Forum for the public review of the OpenMP 4.0 API Release Candidates. (Read Only)
Forum rules
This forum is now closed.
Posts: 5
Joined: Thu Jan 28, 2010 7:38 am

Accelerators and the target Constructs

Post by PGK »

I have a few thoughts and questions regarding the very interesting inclusion of accelerators within the second OpenMP 4.0 Public Release Candidate. First of all, I was surprised that there is no reference to the word "accelerator" in the document. I searched for that word due to the title of the earlier TR1; though I see the body of the TR1 also avoids the term. I nevertheless would have appreciated a flagged entry point for such a major new addition in OpenMP. I feel that a schematic diagram of a prototypical accelerator might also be needed.

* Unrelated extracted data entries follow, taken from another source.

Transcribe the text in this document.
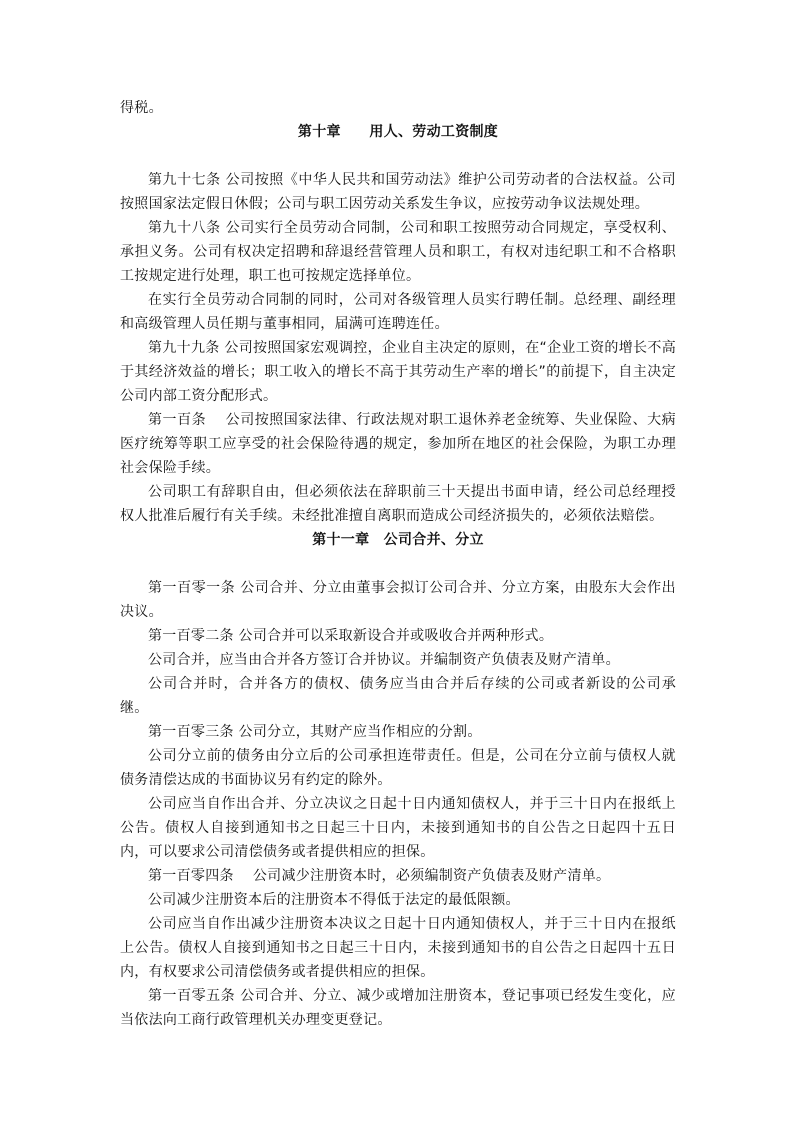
得税。

第十章　　用人、劳动工资制度

第九十七条 公司按照《中华人民共和国劳动法》维护公司劳动者的合法权益。公司按照国家法定假日休假；公司与职工因劳动关系发生争议，应按劳动争议法规处理。

第九十八条 公司实行全员劳动合同制，公司和职工按照劳动合同规定，享受权利、承担义务。公司有权决定招聘和辞退经营管理人员和职工，有权对违纪职工和不合格职工按规定进行处理，职工也可按规定选择单位。

在实行全员劳动合同制的同时，公司对各级管理人员实行聘任制。总经理、副经理和高级管理人员任期与董事相同，届满可连聘连任。

第九十九条 公司按照国家宏观调控，企业自主决定的原则，在“企业工资的增长不高于其经济效益的增长；职工收入的增长不高于其劳动生产率的增长”的前提下，自主决定公司内部工资分配形式。

第一百条　 公司按照国家法律、行政法规对职工退休养老金统筹、失业保险、大病医疗统筹等职工应享受的社会保险待遇的规定，参加所在地区的社会保险，为职工办理社会保险手续。

公司职工有辞职自由，但必须依法在辞职前三十天提出书面申请，经公司总经理授权人批准后履行有关手续。未经批准擅自离职而造成公司经济损失的，必须依法赔偿。

第十一章　公司合并、分立

第一百零一条 公司合并、分立由董事会拟订公司合并、分立方案，由股东大会作出决议。

第一百零二条 公司合并可以采取新设合并或吸收合并两种形式。

公司合并，应当由合并各方签订合并协议。并编制资产负债表及财产清单。

公司合并时，合并各方的债权、债务应当由合并后存续的公司或者新设的公司承继。

第一百零三条 公司分立，其财产应当作相应的分割。

公司分立前的债务由分立后的公司承担连带责任。但是，公司在分立前与债权人就债务清偿达成的书面协议另有约定的除外。

公司应当自作出合并、分立决议之日起十日内通知债权人，并于三十日内在报纸上公告。债权人自接到通知书之日起三十日内，未接到通知书的自公告之日起四十五日内，可以要求公司清偿债务或者提供相应的担保。

第一百零四条　 公司减少注册资本时，必须编制资产负债表及财产清单。

公司减少注册资本后的注册资本不得低于法定的最低限额。

公司应当自作出减少注册资本决议之日起十日内通知债权人，并于三十日内在报纸上公告。债权人自接到通知书之日起三十日内，未接到通知书的自公告之日起四十五日内，有权要求公司清偿债务或者提供相应的担保。

第一百零五条 公司合并、分立、减少或增加注册资本，登记事项已经发生变化，应当依法向工商行政管理机关办理变更登记。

Examples too would be extremely valuable.

I understand OpenMP 4.0 must target a broad range of accelerators, but I should first say that I will most likely be working with (and thinking here of) GPUs.

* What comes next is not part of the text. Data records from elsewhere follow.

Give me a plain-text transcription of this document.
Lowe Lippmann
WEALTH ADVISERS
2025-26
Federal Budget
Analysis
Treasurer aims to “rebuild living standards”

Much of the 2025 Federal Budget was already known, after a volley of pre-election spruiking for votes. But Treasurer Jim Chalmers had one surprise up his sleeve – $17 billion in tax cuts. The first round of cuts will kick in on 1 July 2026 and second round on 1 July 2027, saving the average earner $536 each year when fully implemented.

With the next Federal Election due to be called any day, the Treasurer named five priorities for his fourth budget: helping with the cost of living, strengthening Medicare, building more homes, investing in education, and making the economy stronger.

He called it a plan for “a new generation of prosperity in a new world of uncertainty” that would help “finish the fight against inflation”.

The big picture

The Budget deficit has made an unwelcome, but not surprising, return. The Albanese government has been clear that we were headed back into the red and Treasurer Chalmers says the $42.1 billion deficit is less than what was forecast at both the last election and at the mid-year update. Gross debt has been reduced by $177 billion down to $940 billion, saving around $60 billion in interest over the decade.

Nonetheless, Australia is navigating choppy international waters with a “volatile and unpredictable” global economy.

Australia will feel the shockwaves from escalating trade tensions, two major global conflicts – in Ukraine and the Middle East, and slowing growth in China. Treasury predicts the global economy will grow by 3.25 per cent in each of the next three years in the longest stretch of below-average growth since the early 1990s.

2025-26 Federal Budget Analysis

The following C++ code shows a loop parallelised across a default accelerator device; say a GPU. I've kept the parallel and for constructs separate here for clarity (though I wonder if a new combined construct could help reduce the verbosity).

Code: Select all

#pragma omp target map(a[:4096])
#pragma omp teams
#pragma omp distribute
#pragma omp parallel
#pragma omp for
for (int i = 0; i < 4096; ++i)

My first question: Is the order of the parallel and distribute constructs significant? Is the position of the target construct significant?

If I don't use the "declare target" directive on a function which I then attempt to use within the scope of a target construct, should I receive an error, or might the implementation silently fall back to a host implementation?

Following on from the last question: if, say, a target device is not supported by the implementation, is there a way to tell that my target region did/will not run on the accelerator?

On page 46 of the RC2 it is stated for C/C++ "When the size of the array dimension is not known, the length must be specified explicitly." Would a C++11 std::array also be compatible here?

If I omit any use of the map clause, what will be the default map-type for variables referenced within a target region?

In Section 2.9.3 target update, there is reference to a "to" and "from" clauses. I can't find any reference to these clauses elsewhere. Shouldn't it be map that's used here?

Best Regards,